Cover the dough with the rest of the towel, and stick back in the unheated oven (or where ever your draft-free hidey place was) for 2 hours, or until doubled in size.  I was really surprised at how lovely my dough was after rising.  The outside was all smooth and uniform and dry and it was oddly firm and squishy at the same time.  I rubbed it a little and sang a little song to it and got real close and sniffed it (it smelled real good).  Those details weren’t necessary to share, but now you have that super great image in your brain forever and that makes me smile.

You will notice how round and very NOT like a baguette your French bread is. Take THAT, internet dummies!

Looks like one perfect butt cheek, and feels like one, too.

Looks like one perfect butt cheek, and feels like one, too.

If your dough is hiding in the oven at this point, take it out and put it on the counter, cuz it’s about to get hot up in there.

Invert a cookie sheet (or use a pizza/baking stone if you have one) and dust with cornmeal. Place in oven on middle rack and preheat to 450 degrees.

Slide the towel with the dough off the cutting board.  Dust the cutting board with cornmeal, remove your dough ball(s) from the towel and set on top (again, with the seam side down). When the oven’s hot, gently slide the dough from the cutting board onto the hot cookie sheet/stone and cover the top with tinfoil.  Bake that sucker for 30 minutes.

Take the foil off of the loaf.  You will notice that the outside has ‘cracked’, so it will be all ridgy and interesting looking.  Brush your olive oil on there.   Now it will be glistening and the smell will be incredible and you will have a hard time not shoving your face into it.  Look at this gratuitous oily crust shot I took for you:

Bow chicka bow wow

Bow chicka bow wow

Put back in the oven and bake uncovered for another 10-15 minutes or until the crust looks…well, crusty.

Oh hey, I wonder where you're going (In my mouth.  The  answer is in my mouth).

Oh hey, I wonder where you’re going (In my mouth. The answer is in my mouth).

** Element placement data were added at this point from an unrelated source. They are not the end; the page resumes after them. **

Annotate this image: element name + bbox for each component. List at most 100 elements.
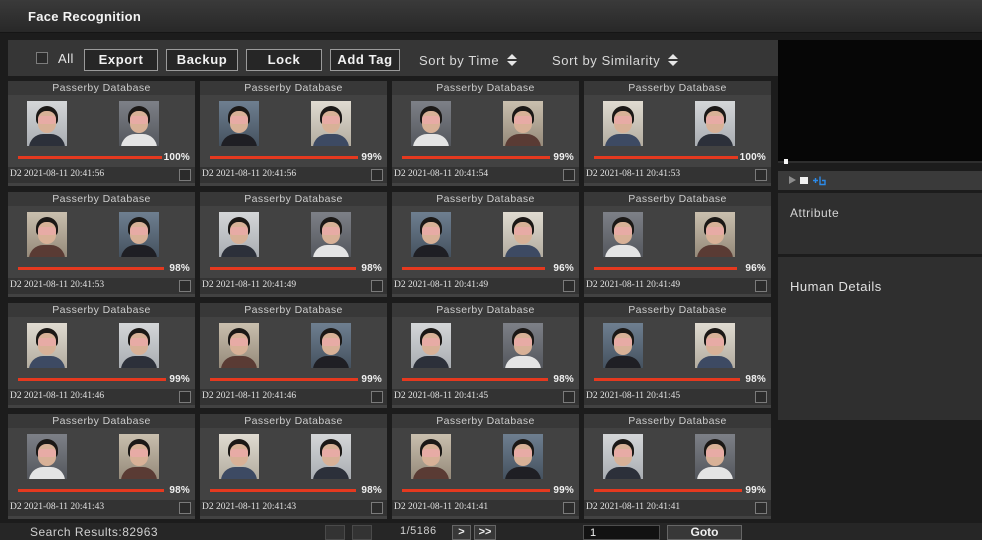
captured-face-image[interactable] xyxy=(219,434,259,479)
database-face-image[interactable] xyxy=(695,101,735,146)
database-face-image[interactable] xyxy=(503,323,543,368)
previous-page-button[interactable] xyxy=(352,525,372,540)
captured-face-image[interactable] xyxy=(603,212,643,257)
export-button[interactable]: Export xyxy=(84,49,158,71)
select-checkbox[interactable] xyxy=(563,280,575,292)
result-card[interactable]: Passerby Database 96% D2 2021-08-11 20:4… xyxy=(584,192,771,297)
select-checkbox[interactable] xyxy=(371,169,383,181)
sort-up-down-icon[interactable] xyxy=(507,54,518,66)
captured-face-image[interactable] xyxy=(603,101,643,146)
select-checkbox[interactable] xyxy=(563,391,575,403)
database-name: Passerby Database xyxy=(200,81,387,95)
database-face-image[interactable] xyxy=(695,212,735,257)
similarity-value: 98% xyxy=(553,373,574,385)
result-card[interactable]: Passerby Database 96% D2 2021-08-11 20:4… xyxy=(392,192,579,297)
play-icon[interactable] xyxy=(789,176,796,184)
captured-face-image[interactable] xyxy=(219,323,259,368)
sort-up-down-icon[interactable] xyxy=(668,54,679,66)
card-footer: D2 2021-08-11 20:41:53 xyxy=(8,278,195,294)
captured-face-image[interactable] xyxy=(411,101,451,146)
result-card[interactable]: Passerby Database 99% D2 2021-08-11 20:4… xyxy=(392,81,579,186)
captured-face-image[interactable] xyxy=(411,212,451,257)
database-face-image[interactable] xyxy=(503,101,543,146)
captured-face-image[interactable] xyxy=(603,434,643,479)
result-card[interactable]: Passerby Database 99% D2 2021-08-11 20:4… xyxy=(200,303,387,408)
database-face-image[interactable] xyxy=(119,212,159,257)
result-card[interactable]: Passerby Database 98% D2 2021-08-11 20:4… xyxy=(200,192,387,297)
first-page-button[interactable] xyxy=(325,525,345,540)
select-checkbox[interactable] xyxy=(755,391,767,403)
database-face-image[interactable] xyxy=(503,212,543,257)
last-page-button[interactable]: >> xyxy=(474,525,496,540)
select-checkbox[interactable] xyxy=(755,169,767,181)
timeline-position-marker[interactable] xyxy=(784,159,788,164)
database-face-image[interactable] xyxy=(695,323,735,368)
goto-button[interactable]: Goto xyxy=(667,525,742,540)
select-checkbox[interactable] xyxy=(179,391,191,403)
thumbnail-body xyxy=(313,245,349,257)
sort-by-time-button[interactable]: Sort by Time xyxy=(419,49,518,71)
select-checkbox[interactable] xyxy=(179,502,191,514)
result-card[interactable]: Passerby Database 98% D2 2021-08-11 20:4… xyxy=(8,192,195,297)
channel-time: D2 2021-08-11 20:41:43 xyxy=(10,502,105,512)
database-face-image[interactable] xyxy=(119,323,159,368)
similarity-value: 99% xyxy=(553,151,574,163)
similarity-value: 99% xyxy=(361,151,382,163)
database-face-image[interactable] xyxy=(311,434,351,479)
result-card[interactable]: Passerby Database 99% D2 2021-08-11 20:4… xyxy=(200,81,387,186)
captured-face-image[interactable] xyxy=(27,212,67,257)
backup-button[interactable]: Backup xyxy=(166,49,238,71)
select-checkbox[interactable] xyxy=(371,280,383,292)
result-card[interactable]: Passerby Database 99% D2 2021-08-11 20:4… xyxy=(392,414,579,519)
result-card[interactable]: Passerby Database 99% D2 2021-08-11 20:4… xyxy=(584,414,771,519)
select-checkbox[interactable] xyxy=(563,502,575,514)
select-checkbox[interactable] xyxy=(371,502,383,514)
database-face-image[interactable] xyxy=(311,212,351,257)
result-card[interactable]: Passerby Database 98% D2 2021-08-11 20:4… xyxy=(392,303,579,408)
select-checkbox[interactable] xyxy=(755,280,767,292)
stop-icon[interactable] xyxy=(800,177,808,184)
select-checkbox[interactable] xyxy=(179,280,191,292)
captured-face-image[interactable] xyxy=(27,101,67,146)
result-card[interactable]: Passerby Database 99% D2 2021-08-11 20:4… xyxy=(8,303,195,408)
database-face-image[interactable] xyxy=(311,323,351,368)
similarity-bar-fill xyxy=(210,377,358,381)
select-all[interactable]: All xyxy=(36,50,74,66)
result-card[interactable]: Passerby Database 98% D2 2021-08-11 20:4… xyxy=(8,414,195,519)
similarity-row: 96% xyxy=(594,262,766,274)
goto-page-input[interactable] xyxy=(583,525,660,540)
captured-face-image[interactable] xyxy=(27,323,67,368)
select-checkbox[interactable] xyxy=(371,391,383,403)
sort-by-similarity-button[interactable]: Sort by Similarity xyxy=(552,49,679,71)
result-card[interactable]: Passerby Database 98% D2 2021-08-11 20:4… xyxy=(200,414,387,519)
select-checkbox[interactable] xyxy=(563,169,575,181)
captured-face-image[interactable] xyxy=(219,212,259,257)
thumbnail-body xyxy=(413,134,449,146)
database-face-image[interactable] xyxy=(695,434,735,479)
card-footer: D2 2021-08-11 20:41:53 xyxy=(584,167,771,183)
captured-face-image[interactable] xyxy=(219,101,259,146)
card-footer: D2 2021-08-11 20:41:45 xyxy=(392,389,579,405)
database-face-image[interactable] xyxy=(119,101,159,146)
select-all-checkbox[interactable] xyxy=(36,52,48,64)
playback-timeline[interactable] xyxy=(778,159,982,164)
add-tag-button[interactable]: Add Tag xyxy=(330,49,400,71)
database-name: Passerby Database xyxy=(8,303,195,317)
captured-face-image[interactable] xyxy=(27,434,67,479)
captured-face-image[interactable] xyxy=(411,434,451,479)
captured-face-image[interactable] xyxy=(411,323,451,368)
thumbnail-body xyxy=(313,134,349,146)
result-card[interactable]: Passerby Database 100% D2 2021-08-11 20:… xyxy=(8,81,195,186)
next-page-button[interactable]: > xyxy=(452,525,471,540)
lock-button[interactable]: Lock xyxy=(246,49,322,71)
captured-face-image[interactable] xyxy=(603,323,643,368)
database-face-image[interactable] xyxy=(119,434,159,479)
database-face-image[interactable] xyxy=(503,434,543,479)
result-card[interactable]: Passerby Database 98% D2 2021-08-11 20:4… xyxy=(584,303,771,408)
select-checkbox[interactable] xyxy=(755,502,767,514)
thumbnail-privacy-blur xyxy=(230,227,248,235)
result-card[interactable]: Passerby Database 100% D2 2021-08-11 20:… xyxy=(584,81,771,186)
database-face-image[interactable] xyxy=(311,101,351,146)
clip-icon[interactable] xyxy=(812,175,826,186)
select-checkbox[interactable] xyxy=(179,169,191,181)
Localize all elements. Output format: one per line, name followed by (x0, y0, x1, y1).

Put that GORGEOUS loaf of yours on a cooling rack and, as soon as you can touch it without blistering your fingers, use a good serrated knife to slice it up and use it for things like sammiches, sammiches, sammiches as big as your face:


Aw, Yeaaaah

The crumb is light, the consistency is excellent.   I do recommend having something on hand to drink as you enjoy because, though the bread isn’t dry, it’s chewy and somewhat spongy and will suck all your saliva into it as you eat it.  I bet that just made you super hungry.

The wait was worth it for me, and it will be for you.  While you stuff your face with that full-figured French bread, use your free hand to pat yourself on the back for all your hard work and patience.  You totally exercised a virtue, which is very special, and I’m pretty sure means you can skip Zumba for the next week.

*For heartier bread, use 3 cups wheat flour and 3 cups white flour – that’s what I did because I was almost out of white flour.  I’m really good at thinking ahead.